"Can I do anything for you?" he asked, kindly.

"Nothing, master,—unless—if it is not asking too much,—and if you would not mind the touch of an old woman's fingers, that have to serve her instead of eyes, I could get so much clearer an idea of your looks,—" and she finished the sentence by raising her hand significantly toward his face.

Bergan was much moved. "Of course I should not mind," said he, drawing near to her;—"examine me as closely as you like. It would be strange indeed if there were anything unpleasant to me in the touch of hands that have done so much for my mother!"

"It's easy to see that you are Miss Eleanor's son, you have just her kind, pleasant ways," responded the blind woman, gratefully. "He is a little taller than you, Master Harry," she continued, turning toward the Major, as she laid her hand on Bergan's head,—"yes, just a little taller, though not much."

"All the better for that," remarked the Major, parenthetically, "the Bergans must not degenerate."

Maumer Rue went on, without noticing the interruption; passing her fingers lightly over Bergan's features, as she spoke. "His brow is square and full, like yours, and he has the same straight nose; but his eyes are not so deep-set, nor his eyebrows so heavy.
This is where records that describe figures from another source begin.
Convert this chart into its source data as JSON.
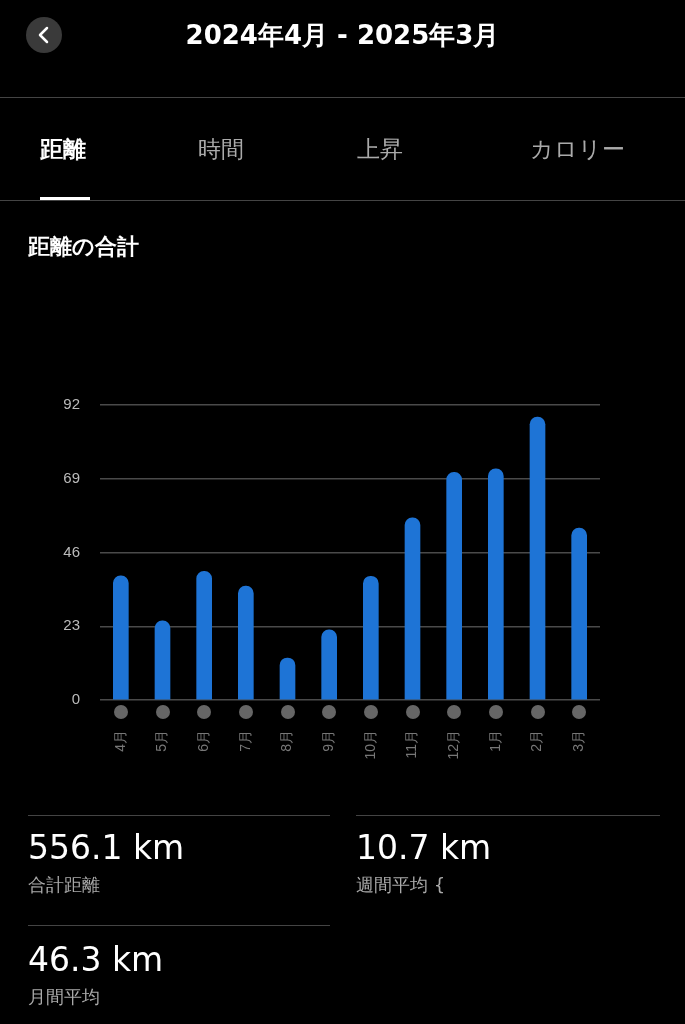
{
  "chart_data": {
    "type": "bar",
    "title": "2024年4月 - 2025年3月",
    "subtitle": "距離の合計",
    "categories": [
      "4月",
      "5月",
      "6月",
      "7月",
      "8月",
      "9月",
      "10月",
      "11月",
      "12月",
      "1月",
      "2月",
      "3月"
    ],
    "values": [
      38.7,
      24.7,
      40.1,
      35.5,
      13.1,
      21.9,
      38.6,
      56.8,
      71.0,
      72.1,
      88.2,
      53.6
    ],
    "color": "#1e74d6",
    "ylim": [
      0,
      92
    ],
    "yticks": [
      0,
      23,
      46,
      69,
      92
    ],
    "grid": "y",
    "legend": false,
    "annotations": [
      "距離",
      "時間",
      "上昇",
      "カロリー",
      "556.1 km",
      "合計距離",
      "10.7 km",
      "週間平均 {",
      "46.3 km",
      "月間平均"
    ]
  }
}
His jaw is like yours, too,—the set, square jaw of the Bergans,—but his mouth is more like Miss Eleanor's:—a sweet, pleasant mouth she had, the mouth of the Habershams, her mother's family. Yet it could be firm enough, too, when there was need; our Miss Eleanor had plenty of character. And I'm right glad to see that you are so much like her; you couldn't resemble any one better or handsomer."

She made a slight pause, and then added, in a half-humorous way,—"I reckon she couldn't give you any spice of the 'black Bergan temper,' as she had none of it herself."

"I am afraid she did," answered Bergan, laughing, yet coloring, too; "and many a scrape it has gotten me into, before now. But I hope that I am learning to control it a little."

"I don't see why you should," broke in the Major, gruffly. "The Bergan temper is an heir-loom to be proud of; it identifies the breed. It has run in the blood from time immemorial. A Bergan without it—that is, a male, of course a woman counts for nothing—would be no Bergan at all."

"You say true, Master Harry," rejoined Rue, composedly; "it's always run in the blood, and heated it more than was good for it, many a time. Yet, now and then, there has been a Bergan who has learned how to keep it under, and been all the better for doing it. You surely must recollect what a mild, kind gentleman your father was, young as you were when he died; and I've heard say that there never was a truer Bergan, or one more respected all the country through."